Bien que le président ait longtemps prôné une politique «America First» donnant la priorité aux États-Unis, Trump a suggéré lors de sa conférence de presse que la guerre était dans l’intérêt d’autres nations, en particulier celles qui dépendent du pétrole acheminé par le détroit d’Ormuz.
«Je veux dire, nous faisons cela pour les autres régions du monde, y compris des pays comme la Chine», a déclaré Trump.
L’Iran disposait d’un nouveau site pour développer des armes nucléaires protégées par du «granit», selon Trump
Trump a ajouté que la guerre avec l’Iran avait commencé parce que ce pays avait commencé à travailler sur un nouveau site pour développer du matériel destiné à la fabrication d’armes nucléaires.

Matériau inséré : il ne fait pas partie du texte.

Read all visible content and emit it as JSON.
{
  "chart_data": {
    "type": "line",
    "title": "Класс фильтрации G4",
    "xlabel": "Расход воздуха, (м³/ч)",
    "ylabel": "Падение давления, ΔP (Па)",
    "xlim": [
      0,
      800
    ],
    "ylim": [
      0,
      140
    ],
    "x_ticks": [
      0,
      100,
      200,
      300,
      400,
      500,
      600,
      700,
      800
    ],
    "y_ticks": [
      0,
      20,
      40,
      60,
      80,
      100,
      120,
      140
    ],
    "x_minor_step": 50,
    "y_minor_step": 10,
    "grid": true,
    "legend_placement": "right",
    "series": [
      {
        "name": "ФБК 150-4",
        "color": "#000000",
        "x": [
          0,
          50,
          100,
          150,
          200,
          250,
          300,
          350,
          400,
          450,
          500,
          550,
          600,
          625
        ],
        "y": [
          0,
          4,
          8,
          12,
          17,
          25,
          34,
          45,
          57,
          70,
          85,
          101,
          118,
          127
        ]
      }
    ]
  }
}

Trump a indiqué que ce nouveau site était destiné à remplacer les installations bombardées par les États-Unis l’année dernière
«Mais ils commençaient à travailler sur un autre site, un site différent, un site d’un autre type, qui était protégé par du granit», a-t-il poursuivi.
Le président a ajouté que l’Iran voulait utiliser «la menace exponentielle des missiles balistiques pour rendre pratiquement impossible de l’empêcher d’obtenir l’arme nucléaire», affirmant que l’Iran aurait autrement pu prendre le contrôle du Moyen-Orient.
Les États-Unis «auraient été attaqués par l’Iran dans la semaine»
Le président a rejeté les critiques de certains responsables démocrates selon lesquelles il n’y avait aucune raison pour que les États-Unis et Israël frappent l’Iran.
«Eh bien, je vais vous donner la meilleure raison qui soit. Dans la semaine, ils allaient nous attaquer, à 100 %. Ils étaient prêts», a insisté Trump.
Il n’a fourni aucune information à l’appui de cette déclaration, mais a martelé que l’Iran disposait «de tous ces missiles, bien plus que ce que l’on pensait».
Cependant, des responsables de l’administration Trump ont déclaré au personnel du Congrès lors de réunions privées que les services de renseignement américains n’avaient pas laissé entendre que l’Iran se préparait à lancer une attaque préventive contre les États-Unis.
Plus tôt lundi, le président américain a dit à une journaliste de la chaîne CBS que la guerre était «quasiment» finie, faisant valoir que l’Iran n’avait plus de «marine» ni de «communications» ou de «force aérienne».
Trump a ajouté, dans un entretien téléphonique, que le conflit était «très en avance» sur le calendrier de quatre à cinq semaines qu’il avait évoqué auparavant.